Por las noticias que me llegaban, la guerra en el mar, lejos de Europa, era especialmente cruel, desprovista de cualquier compasión.
En Amberes escuché que, hacía poco tiempo, un buque de guerra holandés capturó a varias docenas de marinos mercantes flamencos leales a España.
Encadenados de dos en dos fueron arrojados al agua por la borda y se ahogaron todos.

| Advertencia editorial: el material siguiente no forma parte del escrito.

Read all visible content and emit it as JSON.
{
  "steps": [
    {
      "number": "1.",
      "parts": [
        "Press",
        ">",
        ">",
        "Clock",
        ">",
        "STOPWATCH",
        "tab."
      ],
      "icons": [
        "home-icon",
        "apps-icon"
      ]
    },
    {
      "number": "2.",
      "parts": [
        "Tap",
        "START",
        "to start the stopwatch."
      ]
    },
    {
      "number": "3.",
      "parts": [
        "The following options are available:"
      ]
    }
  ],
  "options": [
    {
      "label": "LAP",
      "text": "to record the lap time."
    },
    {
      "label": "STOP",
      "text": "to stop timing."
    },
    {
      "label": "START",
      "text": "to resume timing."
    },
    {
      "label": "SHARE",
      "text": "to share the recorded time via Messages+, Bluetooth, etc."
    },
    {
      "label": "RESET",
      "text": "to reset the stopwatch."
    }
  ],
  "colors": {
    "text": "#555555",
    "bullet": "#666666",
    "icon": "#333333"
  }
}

Tal falta de piedad me enfureció y recomendé a Bruselas que pagara con la misma moneda, ojo por ojo, hasta llegar al mismo número de hombres, aunque creo que no hicieron mucho caso de mis deseos vengativos.
Conociendo bien mi fidelidad a España, Spínola me encargó que agudizara los oídos y le mantuviera al tanto de la situación en los mares. Amberes era un hervidero de noticias y rumores en tal sentido, y en un momento dado me enteré del peligro inminente que se cernía sobre la costa de Brasil.
Uno de mis confidentes en Zelanda me había avisado de que una flota holandesa se disponía a atacar por sorpresa la ciudad de Bahía. Enseguida mandé un mensaje urgente y secreto a Spínola para informarle del peligro, recomendando que advirtiera al rey por medio de una posta urgente.
Pensé que quizá también hubiera tiempo de avisar al gobernador de Bahía mediante una nave rápida, pero mi informe no sirvió de mucho.
Unos meses después, la flota holandesa al mando del famoso pirata Piet Heyn asaltó un convoy mercante español en la ensenada de Bahía y se llevó unos dos mil quinientos quintales de azúcar.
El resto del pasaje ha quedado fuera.